You need some advice in this situation. Maybe women’s aid/social services. I would also advise the school asap.

Endofyear · 05/03/2026 21:07

I definitely think you need legal advice and advice from social services. Have you got any texts or emails where he admits his guilt or was it just face to face conversation? I would let him take you to court and fight like holy hell to keep him away from your child. I'm so sorry that you're having to go through this and horrific to think that he may be able to work with vulnerable children in the future. I would be tempted to out him to prospective employers anonymously if you can keep tabs on where he's working.

APatternGrammar · 05/03/2026 21:16

W0rstfear · 05/03/2026 19:26

I don't think anything will show on a Sarah's law or Clares law because prior to this he worked with vulnerable children and was regularly dbs checked so he couldn't have done that if there were issues in his past.

Wow, I wonder what led him to want to work with vulnerable children. I hope they‘ve looked into that.

IndigoBabble · 05/03/2026 21:23

I work in the family court. You refuse contact and tell him to apply through the court. They will ask Cafcass to complete safeguarding checks which will be with police and children’s social care and they will do a telephone interview with you both and write a safeguarding report to court. Likely further assessment would be needed to make a proper risk assessment and advise the court on whether contact is safe. Hope that helps.

W0rstfear · 05/03/2026 21:24

APatternGrammar · 05/03/2026 21:16

Wow, I wonder what led him to want to work with vulnerable children. I hope they‘ve looked into that.

It's horrible to even think about. I trusted him so completely and he always had seemed like such a genuinely good guy. Police had to explain it to me about 5 times before I could even process the information it just seemed so nonsensical and not at all who I knew him to be which is so scary in itself. Its really affected my view on people in general, I can't trust anyone any more.

He's never admitted anything by text, only verbally to me and I wrote down exactly what was said and gave a copy of that to police and my solicitor.

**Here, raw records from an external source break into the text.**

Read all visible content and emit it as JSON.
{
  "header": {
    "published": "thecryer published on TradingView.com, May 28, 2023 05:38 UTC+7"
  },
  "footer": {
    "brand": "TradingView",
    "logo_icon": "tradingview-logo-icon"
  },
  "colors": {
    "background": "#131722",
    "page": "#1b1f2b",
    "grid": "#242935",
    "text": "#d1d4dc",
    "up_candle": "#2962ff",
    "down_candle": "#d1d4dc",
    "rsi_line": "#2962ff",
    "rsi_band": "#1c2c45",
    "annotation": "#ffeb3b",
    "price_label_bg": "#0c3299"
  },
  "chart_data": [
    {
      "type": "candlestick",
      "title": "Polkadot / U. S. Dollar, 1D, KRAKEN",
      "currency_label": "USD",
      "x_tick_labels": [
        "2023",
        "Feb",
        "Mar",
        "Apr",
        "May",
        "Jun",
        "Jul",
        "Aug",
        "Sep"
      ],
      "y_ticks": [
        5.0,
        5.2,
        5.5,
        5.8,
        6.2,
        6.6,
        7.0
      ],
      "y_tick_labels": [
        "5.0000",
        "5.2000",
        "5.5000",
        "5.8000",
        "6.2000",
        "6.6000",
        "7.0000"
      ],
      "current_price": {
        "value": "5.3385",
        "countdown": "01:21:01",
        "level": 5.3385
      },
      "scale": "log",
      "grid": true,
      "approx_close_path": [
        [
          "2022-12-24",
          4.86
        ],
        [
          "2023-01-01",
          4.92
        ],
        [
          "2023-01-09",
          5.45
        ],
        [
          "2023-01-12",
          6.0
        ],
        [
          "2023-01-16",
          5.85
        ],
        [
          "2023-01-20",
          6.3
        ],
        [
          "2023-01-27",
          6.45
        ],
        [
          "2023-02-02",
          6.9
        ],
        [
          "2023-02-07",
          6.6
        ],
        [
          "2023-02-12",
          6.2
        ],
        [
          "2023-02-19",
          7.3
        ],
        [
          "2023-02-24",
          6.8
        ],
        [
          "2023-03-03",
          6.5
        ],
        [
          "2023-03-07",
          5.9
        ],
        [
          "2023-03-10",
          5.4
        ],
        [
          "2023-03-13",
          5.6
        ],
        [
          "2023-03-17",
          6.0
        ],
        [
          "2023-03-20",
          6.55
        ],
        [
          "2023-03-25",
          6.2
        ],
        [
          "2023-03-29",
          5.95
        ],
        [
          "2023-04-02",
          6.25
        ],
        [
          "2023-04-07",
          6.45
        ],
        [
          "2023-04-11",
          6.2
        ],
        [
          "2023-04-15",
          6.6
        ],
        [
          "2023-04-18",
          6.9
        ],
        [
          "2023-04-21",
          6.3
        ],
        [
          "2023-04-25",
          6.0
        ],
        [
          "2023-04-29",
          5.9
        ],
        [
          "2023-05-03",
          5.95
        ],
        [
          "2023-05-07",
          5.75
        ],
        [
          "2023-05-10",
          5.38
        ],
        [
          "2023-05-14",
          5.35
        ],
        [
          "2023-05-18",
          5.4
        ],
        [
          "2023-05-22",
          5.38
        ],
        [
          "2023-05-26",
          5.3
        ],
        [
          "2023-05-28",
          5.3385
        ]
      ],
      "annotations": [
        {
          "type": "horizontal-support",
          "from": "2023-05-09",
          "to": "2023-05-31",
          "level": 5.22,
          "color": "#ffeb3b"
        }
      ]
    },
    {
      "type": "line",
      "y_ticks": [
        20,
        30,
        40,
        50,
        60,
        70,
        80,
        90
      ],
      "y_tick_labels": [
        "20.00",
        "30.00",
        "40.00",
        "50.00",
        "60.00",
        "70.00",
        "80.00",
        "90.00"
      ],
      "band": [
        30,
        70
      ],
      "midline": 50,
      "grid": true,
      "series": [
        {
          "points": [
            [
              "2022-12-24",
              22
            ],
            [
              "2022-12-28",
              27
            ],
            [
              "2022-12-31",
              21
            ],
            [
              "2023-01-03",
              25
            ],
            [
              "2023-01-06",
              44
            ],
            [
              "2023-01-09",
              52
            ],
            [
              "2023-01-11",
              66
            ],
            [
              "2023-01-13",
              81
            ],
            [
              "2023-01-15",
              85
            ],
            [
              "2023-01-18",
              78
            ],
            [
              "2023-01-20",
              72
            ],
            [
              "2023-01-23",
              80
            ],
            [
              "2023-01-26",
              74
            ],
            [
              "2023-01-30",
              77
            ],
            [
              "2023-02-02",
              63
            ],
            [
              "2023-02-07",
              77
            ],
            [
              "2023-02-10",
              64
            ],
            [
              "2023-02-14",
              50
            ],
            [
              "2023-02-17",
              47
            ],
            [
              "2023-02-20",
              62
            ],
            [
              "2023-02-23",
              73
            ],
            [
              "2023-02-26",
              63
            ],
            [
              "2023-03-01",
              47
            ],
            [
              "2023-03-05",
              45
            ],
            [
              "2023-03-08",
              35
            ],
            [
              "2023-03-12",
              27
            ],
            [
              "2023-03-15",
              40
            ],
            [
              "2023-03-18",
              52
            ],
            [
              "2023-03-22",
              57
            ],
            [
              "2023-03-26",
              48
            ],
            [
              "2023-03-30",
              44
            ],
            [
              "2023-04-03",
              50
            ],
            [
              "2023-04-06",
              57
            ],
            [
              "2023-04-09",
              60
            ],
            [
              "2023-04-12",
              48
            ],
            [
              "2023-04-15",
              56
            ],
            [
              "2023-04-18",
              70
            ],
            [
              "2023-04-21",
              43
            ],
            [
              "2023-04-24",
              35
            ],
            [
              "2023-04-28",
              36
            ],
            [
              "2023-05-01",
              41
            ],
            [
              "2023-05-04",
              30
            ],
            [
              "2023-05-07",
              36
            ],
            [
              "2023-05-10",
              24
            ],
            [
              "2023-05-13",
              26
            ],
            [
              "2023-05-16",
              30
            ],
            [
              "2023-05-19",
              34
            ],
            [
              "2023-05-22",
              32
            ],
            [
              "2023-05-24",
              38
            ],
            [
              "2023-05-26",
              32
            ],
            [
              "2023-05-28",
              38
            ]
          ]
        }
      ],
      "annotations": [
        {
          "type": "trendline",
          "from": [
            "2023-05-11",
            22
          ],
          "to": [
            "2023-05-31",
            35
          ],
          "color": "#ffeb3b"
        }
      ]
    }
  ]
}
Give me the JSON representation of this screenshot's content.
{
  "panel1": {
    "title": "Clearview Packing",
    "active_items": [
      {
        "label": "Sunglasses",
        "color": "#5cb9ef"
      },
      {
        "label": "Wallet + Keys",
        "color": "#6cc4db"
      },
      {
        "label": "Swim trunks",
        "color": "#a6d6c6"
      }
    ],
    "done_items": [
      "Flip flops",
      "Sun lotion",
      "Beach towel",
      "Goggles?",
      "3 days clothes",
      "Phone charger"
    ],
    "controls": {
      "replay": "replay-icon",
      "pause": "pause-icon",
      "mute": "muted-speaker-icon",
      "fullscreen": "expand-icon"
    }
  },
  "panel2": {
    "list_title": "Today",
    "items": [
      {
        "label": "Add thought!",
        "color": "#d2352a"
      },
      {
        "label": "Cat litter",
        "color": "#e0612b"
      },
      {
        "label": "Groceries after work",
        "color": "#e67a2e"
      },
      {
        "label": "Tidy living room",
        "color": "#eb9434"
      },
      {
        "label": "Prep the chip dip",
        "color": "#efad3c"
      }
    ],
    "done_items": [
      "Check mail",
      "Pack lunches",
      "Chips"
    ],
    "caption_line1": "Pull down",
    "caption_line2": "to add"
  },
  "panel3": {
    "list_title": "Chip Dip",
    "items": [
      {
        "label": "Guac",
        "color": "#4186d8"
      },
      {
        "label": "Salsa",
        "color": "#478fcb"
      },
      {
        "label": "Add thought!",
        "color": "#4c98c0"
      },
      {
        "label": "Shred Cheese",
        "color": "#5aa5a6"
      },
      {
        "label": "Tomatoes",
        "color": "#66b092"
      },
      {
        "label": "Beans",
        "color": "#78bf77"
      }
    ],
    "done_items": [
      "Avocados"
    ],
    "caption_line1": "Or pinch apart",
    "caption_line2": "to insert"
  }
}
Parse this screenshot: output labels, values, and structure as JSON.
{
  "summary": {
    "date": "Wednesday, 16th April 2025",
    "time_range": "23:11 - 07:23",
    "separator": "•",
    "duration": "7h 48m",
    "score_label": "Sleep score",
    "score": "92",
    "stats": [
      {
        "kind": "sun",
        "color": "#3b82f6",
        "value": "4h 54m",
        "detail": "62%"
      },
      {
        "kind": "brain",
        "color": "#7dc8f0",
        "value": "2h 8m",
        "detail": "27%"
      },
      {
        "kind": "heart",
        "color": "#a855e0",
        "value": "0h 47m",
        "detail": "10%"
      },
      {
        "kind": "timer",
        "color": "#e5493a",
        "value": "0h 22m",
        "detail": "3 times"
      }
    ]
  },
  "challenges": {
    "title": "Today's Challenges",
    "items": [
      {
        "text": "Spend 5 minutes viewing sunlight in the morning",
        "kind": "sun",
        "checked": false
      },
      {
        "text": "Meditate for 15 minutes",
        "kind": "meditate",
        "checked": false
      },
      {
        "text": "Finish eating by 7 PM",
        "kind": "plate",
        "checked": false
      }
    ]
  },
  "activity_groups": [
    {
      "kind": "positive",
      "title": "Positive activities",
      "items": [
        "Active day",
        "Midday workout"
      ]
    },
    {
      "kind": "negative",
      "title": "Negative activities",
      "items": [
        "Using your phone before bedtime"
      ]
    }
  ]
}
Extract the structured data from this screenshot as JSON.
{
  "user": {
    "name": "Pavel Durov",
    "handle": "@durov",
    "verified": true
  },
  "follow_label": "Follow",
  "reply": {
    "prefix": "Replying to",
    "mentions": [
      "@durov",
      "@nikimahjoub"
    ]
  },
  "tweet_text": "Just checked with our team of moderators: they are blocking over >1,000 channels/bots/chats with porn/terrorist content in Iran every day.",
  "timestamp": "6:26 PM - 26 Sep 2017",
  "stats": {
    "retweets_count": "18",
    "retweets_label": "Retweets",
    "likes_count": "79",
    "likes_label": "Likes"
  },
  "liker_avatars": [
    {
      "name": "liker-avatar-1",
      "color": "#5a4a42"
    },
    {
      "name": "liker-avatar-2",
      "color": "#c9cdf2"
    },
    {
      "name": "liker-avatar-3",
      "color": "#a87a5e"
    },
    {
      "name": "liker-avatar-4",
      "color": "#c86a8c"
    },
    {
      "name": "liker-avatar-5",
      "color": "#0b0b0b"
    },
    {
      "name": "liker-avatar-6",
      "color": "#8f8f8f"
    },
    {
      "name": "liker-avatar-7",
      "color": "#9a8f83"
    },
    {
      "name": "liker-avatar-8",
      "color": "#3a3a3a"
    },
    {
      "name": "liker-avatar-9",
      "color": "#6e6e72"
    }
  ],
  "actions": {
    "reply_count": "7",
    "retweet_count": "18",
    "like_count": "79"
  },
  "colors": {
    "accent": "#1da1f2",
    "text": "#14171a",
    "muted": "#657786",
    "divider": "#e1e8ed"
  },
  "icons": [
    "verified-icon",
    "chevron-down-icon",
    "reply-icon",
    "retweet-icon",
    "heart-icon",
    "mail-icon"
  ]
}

Obviously all I really want ultimately is what's best for dc. I know having a dad is a big thing especially for young boys but I just can't see how even supervised contact would mitigate the risks well enough - what's to stop dc blurting out our new address or where he goes to nursery etc. I'd taught him so that if he ever got lost or in an emergency he could tell someone where he lived and who i am but now I'm thinking was that the wrong thing to even do. Because he is only little and sometimes he does parrot it all out to random people when he wants to start a conversation but isn't sure how to do that.